More specifically, we designed three Template DNA sequences, one for each of the selected microRNAs (Table 4).

microRNA Template DNA sequence Size
miR-30e-5p 5'-CTTCCAGTCAAGGATGTTTACAGCAGTGCTTCCAGTCAAGGATGTTTACA-3P 50 b
miR-143-3p 5'-GAGCTACAGTGCTTCATCTCAGCAGTGGAGCTACAGTGCTTCATCTCA-3P 48 b
miR-1246 5'-CCTGCTCCAAAAATCCATTGCAGTGCCTGCTCCAAAAATCCATT-3P 44 b

Table 4: The Template DNA sequences that we designed for each microRNA




We ordered the sequences from the Lab Supplies Company with phosphate-modified 3’ ends, for increased specificity [6].

As a nicking enzyme, we chose Nb. BtsI because its recognition sequence is not present in any of the other sequences used (plasmids, toeholds, eGFP gene). Moreover, according to NEB, the supplier of the enzyme, Nb. BtsI has good activity both at low and high temperatures, such as 37 oC and 65 oC, respectively [7].

Figure 11 shows the nicking site of Nb. BtsI. Inevitably, when the enzyme cuts the upper clone of the template DNA, the miRNA released has 5 extra bases “5’-CACTGC-3’” on its 3’ end that might affect its detection by the toeholds.




Figure 11: Nicking site of Nb.BtsI enzyme




Thus, we decided to check the thermodynamic characteristics of the reaction before we use them in the lab. The results based on Gibbs free energy showed that these extra bases on miRNAs increase the affinity with the toehold switches. Specifically, we calculated the binding energy of the two molecules, the miRNAs with the extra bases and the toehold switches, with the RNAcofold.exe of ViennaRNA software and we observed that the binding energy increased significantly in comparison with the miRNAs without the extra bases.

According to recent bibliography, while EXPAR is a cheap technique with very good amplification results, it has a lot of by-products mainly due to the ab initio DNA synthesis by the enzymes used [6].

Ab initio DNA synthesis is the synthesis of dsDNA from free dNTPs in the absence of template or miRNA. The dsDNA produced by this procedure consists of short (4–36 bp) tandem repeats of AT with a low GC-content [8]. But, when the reaction takes place at a high temperature, by-products seem to be reduced and the reaction specificity increases [8]. That’s why we chose the EXPAR protocol at 65oC to ensure higher specificity as it is higher than the melting temperature of our microRNAs (Table 5).

miR Sequence Size Tm*
30e-5p UGUAAACAUCCUUGACUGGAAG 22 45.9 °C
143-3p GGUGCAGUGCUGCAUCUCUGGU 22 55.6 °C
1246 AAUGGAUUUUUGGAGCAGG 19 42 °C
Table 5: Melting temperature of the microRNAs used
* The melting temperature was calculated with the type: Tm= (wA+xT) * 2 + (yG+zC) * 4




For our reaction, we chose Bst 2.0 DNA polymerase because according to the bibliography it has low ab initio synthesis and when used with Nb. BtsI works perfectly at 65oC and it has been used in EXPAR protocols with good results [9].

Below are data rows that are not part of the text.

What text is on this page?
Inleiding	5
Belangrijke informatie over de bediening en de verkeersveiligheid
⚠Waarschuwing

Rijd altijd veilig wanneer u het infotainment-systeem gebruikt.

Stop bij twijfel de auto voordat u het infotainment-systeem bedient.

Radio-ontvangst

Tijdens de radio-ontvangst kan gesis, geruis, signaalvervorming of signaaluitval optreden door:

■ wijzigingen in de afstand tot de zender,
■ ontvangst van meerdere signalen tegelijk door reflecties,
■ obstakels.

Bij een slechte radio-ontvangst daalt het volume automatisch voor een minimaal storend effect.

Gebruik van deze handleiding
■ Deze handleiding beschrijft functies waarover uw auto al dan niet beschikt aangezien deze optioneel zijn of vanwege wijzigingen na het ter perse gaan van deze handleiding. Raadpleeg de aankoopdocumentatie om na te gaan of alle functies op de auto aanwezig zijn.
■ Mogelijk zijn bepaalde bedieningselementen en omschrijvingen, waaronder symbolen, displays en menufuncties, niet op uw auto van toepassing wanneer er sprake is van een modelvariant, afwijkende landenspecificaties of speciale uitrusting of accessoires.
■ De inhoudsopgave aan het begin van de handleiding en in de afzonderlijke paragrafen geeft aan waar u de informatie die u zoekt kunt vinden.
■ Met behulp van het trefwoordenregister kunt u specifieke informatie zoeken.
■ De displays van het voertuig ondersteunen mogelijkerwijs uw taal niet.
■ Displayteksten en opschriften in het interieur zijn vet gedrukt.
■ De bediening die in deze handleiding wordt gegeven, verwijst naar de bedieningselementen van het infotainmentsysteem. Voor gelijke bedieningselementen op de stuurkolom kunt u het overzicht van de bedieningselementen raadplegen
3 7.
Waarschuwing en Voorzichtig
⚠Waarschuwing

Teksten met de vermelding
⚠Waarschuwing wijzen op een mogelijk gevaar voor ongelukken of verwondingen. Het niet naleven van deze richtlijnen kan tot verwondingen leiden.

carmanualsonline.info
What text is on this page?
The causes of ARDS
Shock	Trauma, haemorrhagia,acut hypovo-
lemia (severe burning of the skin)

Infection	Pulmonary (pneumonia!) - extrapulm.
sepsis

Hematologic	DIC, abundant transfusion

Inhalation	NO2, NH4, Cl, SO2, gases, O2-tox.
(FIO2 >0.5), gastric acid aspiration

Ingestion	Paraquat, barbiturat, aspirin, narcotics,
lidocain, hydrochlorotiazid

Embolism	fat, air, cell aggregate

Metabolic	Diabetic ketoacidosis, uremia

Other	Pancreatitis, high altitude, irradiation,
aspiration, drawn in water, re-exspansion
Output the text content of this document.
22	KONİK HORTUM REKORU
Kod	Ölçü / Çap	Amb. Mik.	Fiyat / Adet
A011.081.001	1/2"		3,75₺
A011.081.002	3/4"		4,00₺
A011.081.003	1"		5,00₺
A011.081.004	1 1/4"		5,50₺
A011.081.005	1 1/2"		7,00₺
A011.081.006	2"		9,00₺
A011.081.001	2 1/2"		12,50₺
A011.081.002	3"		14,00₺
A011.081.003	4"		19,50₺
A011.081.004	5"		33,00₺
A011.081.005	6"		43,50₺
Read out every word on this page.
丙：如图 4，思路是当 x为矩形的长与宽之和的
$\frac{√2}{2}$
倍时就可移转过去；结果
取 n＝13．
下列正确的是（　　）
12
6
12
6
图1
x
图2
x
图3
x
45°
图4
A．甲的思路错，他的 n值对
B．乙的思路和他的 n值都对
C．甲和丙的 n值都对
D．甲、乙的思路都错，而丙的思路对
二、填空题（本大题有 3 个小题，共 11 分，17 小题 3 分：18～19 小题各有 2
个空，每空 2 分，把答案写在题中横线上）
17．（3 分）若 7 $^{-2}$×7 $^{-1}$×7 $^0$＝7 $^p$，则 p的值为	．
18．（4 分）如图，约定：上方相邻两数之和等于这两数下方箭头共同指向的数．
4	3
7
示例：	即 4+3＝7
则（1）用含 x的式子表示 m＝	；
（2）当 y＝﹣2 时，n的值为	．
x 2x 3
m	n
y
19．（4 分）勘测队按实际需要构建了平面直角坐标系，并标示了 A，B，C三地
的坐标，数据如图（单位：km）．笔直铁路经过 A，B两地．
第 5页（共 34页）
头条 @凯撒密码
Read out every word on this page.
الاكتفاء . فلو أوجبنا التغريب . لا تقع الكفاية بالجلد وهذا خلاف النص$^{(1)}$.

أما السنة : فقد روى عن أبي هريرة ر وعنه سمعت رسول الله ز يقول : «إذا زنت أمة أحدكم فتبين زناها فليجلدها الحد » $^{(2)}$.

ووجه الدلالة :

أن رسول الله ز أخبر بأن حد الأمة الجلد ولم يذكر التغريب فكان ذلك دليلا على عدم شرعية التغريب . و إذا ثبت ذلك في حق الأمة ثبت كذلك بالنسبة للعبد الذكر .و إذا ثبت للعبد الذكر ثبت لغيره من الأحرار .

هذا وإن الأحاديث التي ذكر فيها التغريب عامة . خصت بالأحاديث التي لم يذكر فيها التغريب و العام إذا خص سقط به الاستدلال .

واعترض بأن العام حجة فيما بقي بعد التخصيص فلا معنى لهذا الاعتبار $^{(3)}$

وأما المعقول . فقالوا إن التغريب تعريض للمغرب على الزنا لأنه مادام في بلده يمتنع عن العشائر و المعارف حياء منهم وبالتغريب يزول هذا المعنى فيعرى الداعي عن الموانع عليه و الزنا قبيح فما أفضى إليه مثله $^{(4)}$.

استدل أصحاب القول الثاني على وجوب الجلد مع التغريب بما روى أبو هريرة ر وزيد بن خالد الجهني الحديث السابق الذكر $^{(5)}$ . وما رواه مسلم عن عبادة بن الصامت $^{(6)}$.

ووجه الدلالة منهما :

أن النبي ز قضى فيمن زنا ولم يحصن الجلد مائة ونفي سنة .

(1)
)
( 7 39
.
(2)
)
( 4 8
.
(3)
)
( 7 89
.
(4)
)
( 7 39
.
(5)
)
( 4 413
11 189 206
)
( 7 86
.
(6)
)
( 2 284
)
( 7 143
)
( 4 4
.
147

SYBR Green I was used to monitor the reaction in the qPCR machine (Applied Biosystems 7500 Fast Real-Time PCR System). SYBR Green I binding to dsDNA absorbs blue light (497 nm) and emits green light (520 nm) [10].



~Build

We followed the protocol of Ellie Mok et al. (2016) [11] and the reagents used are the following:
  • ~Template DNA (instead of primers) for each microRNA
  • ~microRNAs
  • ~Nb.BtsI (nicking enzyme)
  • ~rCutSmart™ Buffer (buffer for Nb.BtsI)
  • ~Bst 2.0 DNA Polymerase
  • ~Isothermal Amplification Buffer (buffer for Bst 2.0 DNA Polymerase)
  • ~Deoxynucleotide (dNTP) Solution Mix
  • ~SYBR Green I
  • ~PCR H2O


Briefly, the procedure we completed is the following:

  • 1. Design of the protocol in the qPCR machine
  • 2. Template DNA and microRNAs preparation and aliquots
  • 3. Incubation of Template DNA and miRNA to achieve hybridization
  • 4. Adding of the enzymes
  • 5. Isothermal amplification and reaction monitoring in the qPCR machine
  • 6. Electrophoresis of the results


You can find the analytical protocol in our Experiments Page in the section "EXPAR":

Experiments







~Test

When we tested the above-mentioned protocol we noticed that while our reaction was successful the amplification ratio was not as high as in the bibliography and that we had a lot of by-products even in the negative controls (samples with all the reagents except the miRNA).

We were very careful when we were creating the negative control and no miRNA was added into these samples, which means that ab initio DNA synthesis happened.



~Learn

Although initially, we wanted to test more conditions of the above-mentioned protocol, we decided not to proceed with an isothermal amplification method at 65 oC, because the high temperature used creates the need for expensive equipment. The rest of our reactions and mainly the toehold switches reactions are conducted at 37oC, which means that if the final product of our project needs 65oC for the amplification, it also needs a machine such as a PCR and that increases the cost.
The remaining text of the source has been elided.